Waar zit u? U mag zich nog bekeren, als u deze bede nooit gebeden hebt of de zin van deze bede nog nooit begrepen hebt. Hoort u - u mag het, want het is nog genadetijd. En daarom moet u ook zo bidden. Anders gaat u eigen wegen; wandelt u in de leugen en leeft u niet echt, maar bent u op weg naar de eeuwige dood.
Maar deze Heiland roept u, hier en nu; legt Zijn hand op uw schouder. Hoe moeilijk u het ook hebt en nodigt u: zeg het maar als een onwetende: leer mij Uw weg.
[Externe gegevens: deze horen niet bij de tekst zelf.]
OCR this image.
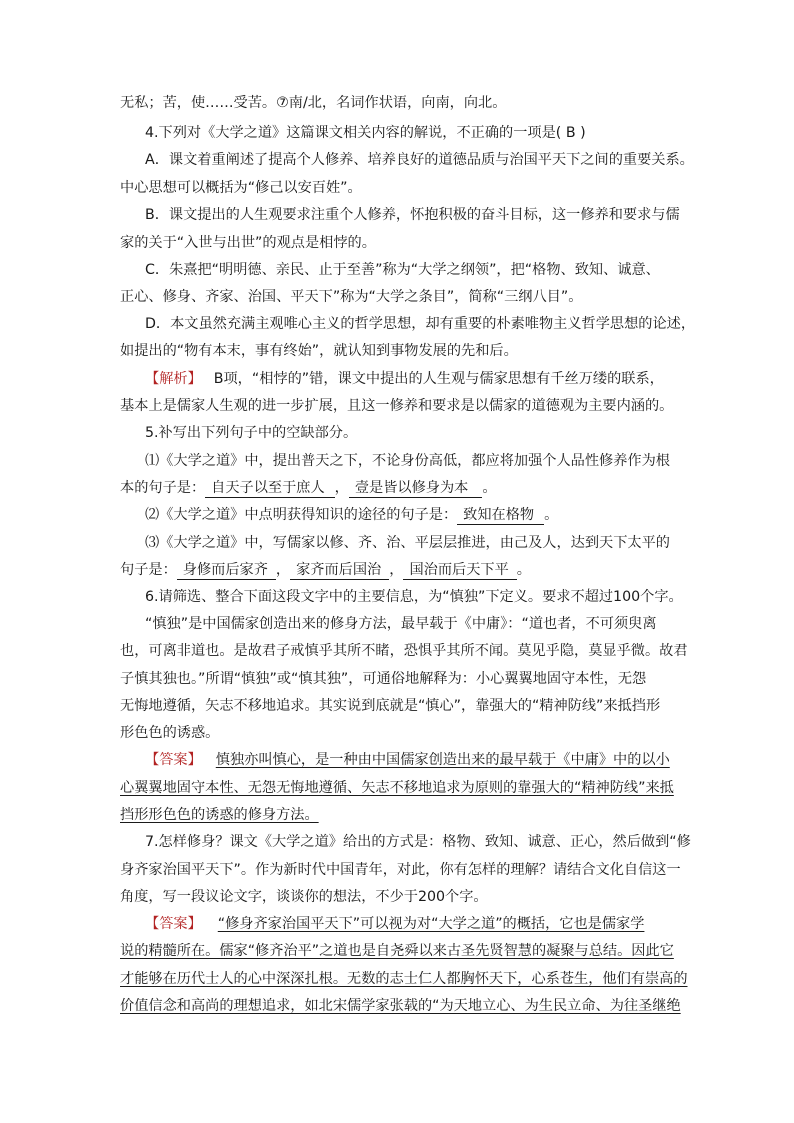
无私；苦，使……受苦。⑦南/北，名词作状语，向南，向北。
4.下列对《大学之道》这篇课文相关内容的解说，不正确的一项是( B )
A．课文着重阐述了提高个人修养、培养良好的道德品质与治国平天下之间的重要关系。
中心思想可以概括为“修己以安百姓”。
B．课文提出的人生观要求注重个人修养，怀抱积极的奋斗目标，这一修养和要求与儒
家的关于“入世与出世”的观点是相悖的。
C．朱熹把“明明德、亲民、止于至善”称为“大学之纲领”，把“格物、致知、诚意、
正心、修身、齐家、治国、平天下”称为“大学之条目”，简称“三纲八目”。
D．本文虽然充满主观唯心主义的哲学思想，却有重要的朴素唯物主义哲学思想的论述，
如提出的“物有本末，事有终始”，就认知到事物发展的先和后。
【解析】 B项，“相悖的”错，课文中提出的人生观与儒家思想有千丝万缕的联系，
基本上是儒家人生观的进一步扩展，且这一修养和要求是以儒家的道德观为主要内涵的。
5.补写出下列句子中的空缺部分。
⑴《大学之道》中，提出普天之下，不论身份高低，都应将加强个人品性修养作为根
本的句子是： 自天子以至于庶人 ， 壹是皆以修身为本 。
⑵《大学之道》中点明获得知识的途径的句子是： 致知在格物 。
⑶《大学之道》中，写儒家以修、齐、治、平层层推进，由己及人，达到天下太平的
句子是： 身修而后家齐 ， 家齐而后国治 ， 国治而后天下平 。
6.请筛选、整合下面这段文字中的主要信息，为“慎独”下定义。要求不超过100个字。
“慎独”是中国儒家创造出来的修身方法，最早载于《中庸》：“道也者，不可须臾离
也，可离非道也。是故君子戒慎乎其所不睹，恐惧乎其所不闻。莫见乎隐，莫显乎微。故君
子慎其独也。”所谓“慎独”或“慎其独”，可通俗地解释为：小心翼翼地固守本性，无怨
无悔地遵循，矢志不移地追求。其实说到底就是“慎心”，靠强大的“精神防线”来抵挡形
形色色的诱惑。
【答案】 慎独亦叫慎心，是一种由中国儒家创造出来的最早载于《中庸》中的以小
心翼翼地固守本性、无怨无悔地遵循、矢志不移地追求为原则的靠强大的“精神防线”来抵
挡形形色色的诱惑的修身方法。
7.怎样修身？课文《大学之道》给出的方式是：格物、致知、诚意、正心，然后做到“修
身齐家治国平天下”。作为新时代中国青年，对此，你有怎样的理解？请结合文化自信这一
角度，写一段议论文字，谈谈你的想法，不少于200个字。
【答案】 “修身齐家治国平天下”可以视为对“大学之道”的概括，它也是儒家学
说的精髓所在。儒家“修齐治平”之道也是自尧舜以来古圣先贤智慧的凝聚与总结。因此它
才能够在历代士人的心中深深扎根。无数的志士仁人都胸怀天下，心系苍生，他们有崇高的
价值信念和高尚的理想追求，如北宋儒学家张载的“为天地立心、为生民立命、为往圣继绝
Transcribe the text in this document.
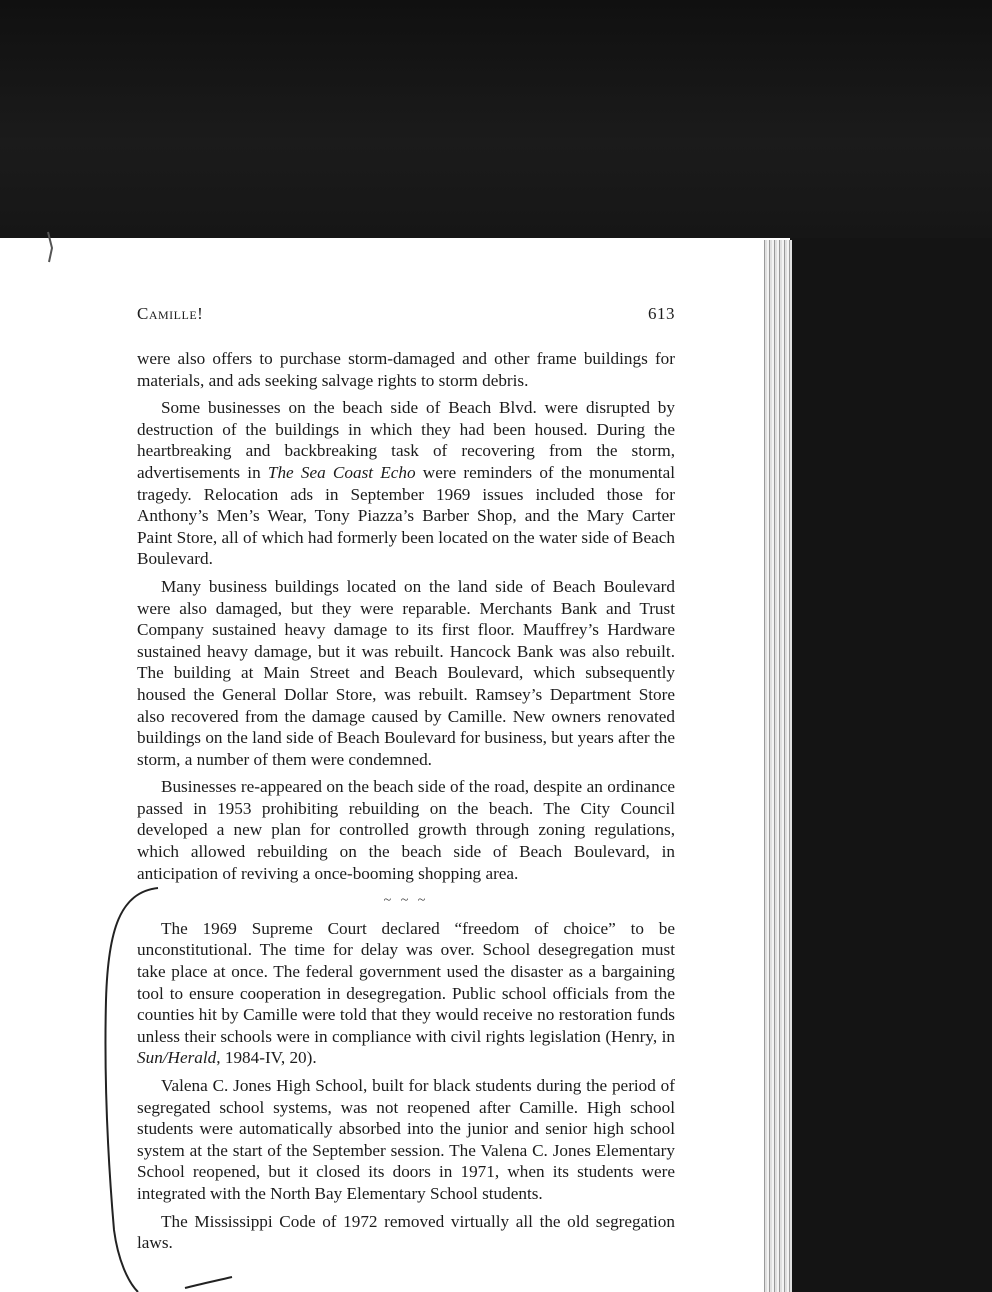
Camille!	613

were also offers to purchase storm-damaged and other frame buildings for materials, and ads seeking salvage rights to storm debris.

Some businesses on the beach side of Beach Blvd. were disrupted by destruction of the buildings in which they had been housed. During the heartbreaking and backbreaking task of recovering from the storm, advertisements in The Sea Coast Echo were reminders of the monumental tragedy. Relocation ads in September 1969 issues included those for Anthony’s Men’s Wear, Tony Piazza’s Barber Shop, and the Mary Carter Paint Store, all of which had formerly been located on the water side of Beach Boulevard.

Many business buildings located on the land side of Beach Boulevard were also damaged, but they were reparable. Merchants Bank and Trust Company sustained heavy damage to its first floor. Mauffrey’s Hardware sustained heavy damage, but it was rebuilt. Hancock Bank was also rebuilt. The building at Main Street and Beach Boulevard, which subsequently housed the General Dollar Store, was rebuilt. Ramsey’s Department Store also recovered from the damage caused by Camille. New owners renovated buildings on the land side of Beach Boulevard for business, but years after the storm, a number of them were condemned.

Businesses re-appeared on the beach side of the road, despite an ordinance passed in 1953 prohibiting rebuilding on the beach. The City Council developed a new plan for controlled growth through zoning regulations, which allowed rebuilding on the beach side of Beach Boulevard, in anticipation of reviving a once-booming shopping area.

~ ~ ~

The 1969 Supreme Court declared “freedom of choice” to be unconstitutional. The time for delay was over. School desegregation must take place at once. The federal government used the disaster as a bargaining tool to ensure cooperation in desegregation. Public school officials from the counties hit by Camille were told that they would receive no restoration funds unless their schools were in compliance with civil rights legislation (Henry, in Sun/Herald, 1984-IV, 20).

Valena C. Jones High School, built for black students during the period of segregated school systems, was not reopened after Camille. High school students were automatically absorbed into the junior and senior high school system at the start of the September session. The Valena C. Jones Elementary School reopened, but it closed its doors in 1971, when its students were integrated with the North Bay Elementary School students.

The Mississippi Code of 1972 removed virtually all the old segregation laws.
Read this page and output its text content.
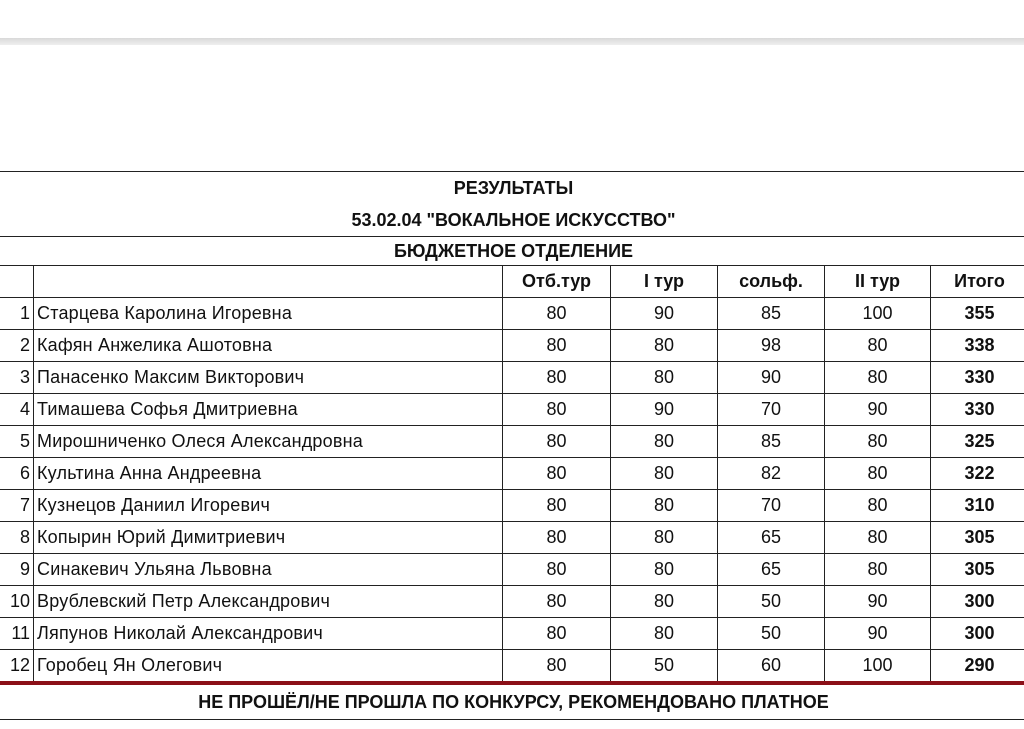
РЕЗУЛЬТАТЫ						
53.02.04 "ВОКАЛЬНОЕ ИСКУССТВО"						
БЮДЖЕТНОЕ ОТДЕЛЕНИЕ						
		Отб.тур	I тур	сольф.	II тур	Итого
1	Старцева Каролина Игоревна	80	90	85	100	355
2	Кафян Анжелика Ашотовна	80	80	98	80	338
3	Панасенко Максим Викторович	80	80	90	80	330
4	Тимашева Софья Дмитриевна	80	90	70	90	330
5	Мирошниченко Олеся Александровна	80	80	85	80	325
6	Культина Анна Андреевна	80	80	82	80	322
7	Кузнецов Даниил Игоревич	80	80	70	80	310
8	Копырин Юрий Димитриевич	80	80	65	80	305
9	Синакевич Ульяна Львовна	80	80	65	80	305
10	Врублевский Петр Александрович	80	80	50	90	300
11	Ляпунов Николай Александрович	80	80	50	90	300
12	Горобец Ян Олегович	80	50	60	100	290
НЕ ПРОШЁЛ/НЕ ПРОШЛА ПО КОНКУРСУ, РЕКОМЕНДОВАНО ПЛАТНОЕ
Ouderen - waarop concentreert zich uw leven? Het loopt spoedig ten einde, maar Gods waarheid houdt eeuwig stand. Heerlijk wanneer veel wegvalt, maar u moogt zeggen: naar dat ene strekt zich al mijn lust en liefde heen.
Jongeren - je hart gaat alle kanten uit. Maar de Heere zegt nu tot jou: luister nu eens naar deze dichter, die weet wat er in het leven te koop is.
Niemand zit hier vrijblijvend in de kerk of leest vrijblijvend deze preek. Het komt niet te pas dat u deze boodschap afwijst. God heeft er een heilig recht op dat u tot Hem gaat bidden. En Hij wil zo graag dat u op Zijn school komt en Zijn leerling wordt.
De Heere is groot en goed, barmhartig en genadig.
Wat ondankbaar en onverstandig om dat in de wind te slaan.
Maar ook hoe zinvol is ons soms moeilijk leven, als we zo biddend leven.
U alleen bent groot.
U komt alle lof toe voor Uw intense zondaarsliefde en Uw onuitputtelijk Woord.
Mijn God, U zal ik eeuwig loven omdat Gij 't hebt gedaan.